Do models help us choose what to wear?
Vogue recently decided to ban underweight models from all their publications – great news for the 99.9 per cent of women out there who can’t relate to their stick thin figures.
But does the size of the model really influence whether we purchase the clothes they’re wearing?
I suppose seeing a model a similar size to myself does help me better understand how the clothes could look on my body, which is certainly something people look for when buying new garments.
And apparently women do prefer models which look more like them and they can better relate to, according to new research from Cambridge Judge Business School.
Lead author Dr Ben Barry found that we respond to not just size but also age and race diversity in fashion advertising.
“Women respond to models more favourably, and increase their purchase intentions, when the model nears their size, their age and their race,” he argues.
But while it’s important for us to be able to relate to the models we see in fashion advertising, Dr Barry suggests it’s also the creative direction of the campaigns which interest us, not just the actual physical traits of the model.
“That has to do with photography, hair and makeup, the actual clothes – all of the fashion of the advertisement.

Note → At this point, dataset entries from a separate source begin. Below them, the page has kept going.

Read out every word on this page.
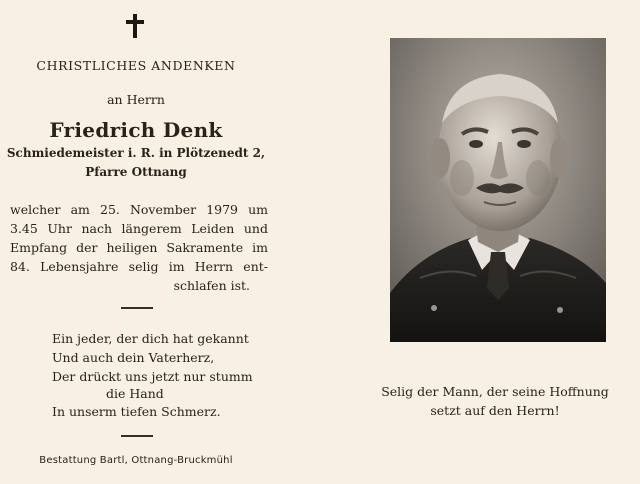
CHRISTLICHES ANDENKEN
an Herrn
Friedrich Denk
Schmiedemeister i. R. in Plötzenedt 2,
Pfarre Ottnang
welcher am 25. November 1979 um
3.45 Uhr nach längerem Leiden und
Empfang der heiligen Sakramente im
84. Lebensjahre selig im Herrn ent-
schlafen ist.
Ein jeder, der dich hat gekannt
Und auch dein Vaterherz,
Der drückt uns jetzt nur stumm
die Hand
In unserm tiefen Schmerz.
Bestattung Bartl, Ottnang-Bruckmühl
Selig der Mann, der seine Hoffnung
setzt auf den Herrn!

“Regardless of the type of model they aspire to want to aspire to that fashion image, that creativity, that glamour and artistry,” he explained.
I’d like to think that I’m not swayed by advertisements as I used to be, although I can see his point being that fashion modelling is about being inspirational and creating looks that people long to copy.
Perhaps I’d even become more interested in fashion again if more designer magazines began displaying ‘real-size’ models on the pages – meaning I could actually understand how to wear the clothes and what they might look like on.
What do you think of underweight models being banned from Vogue?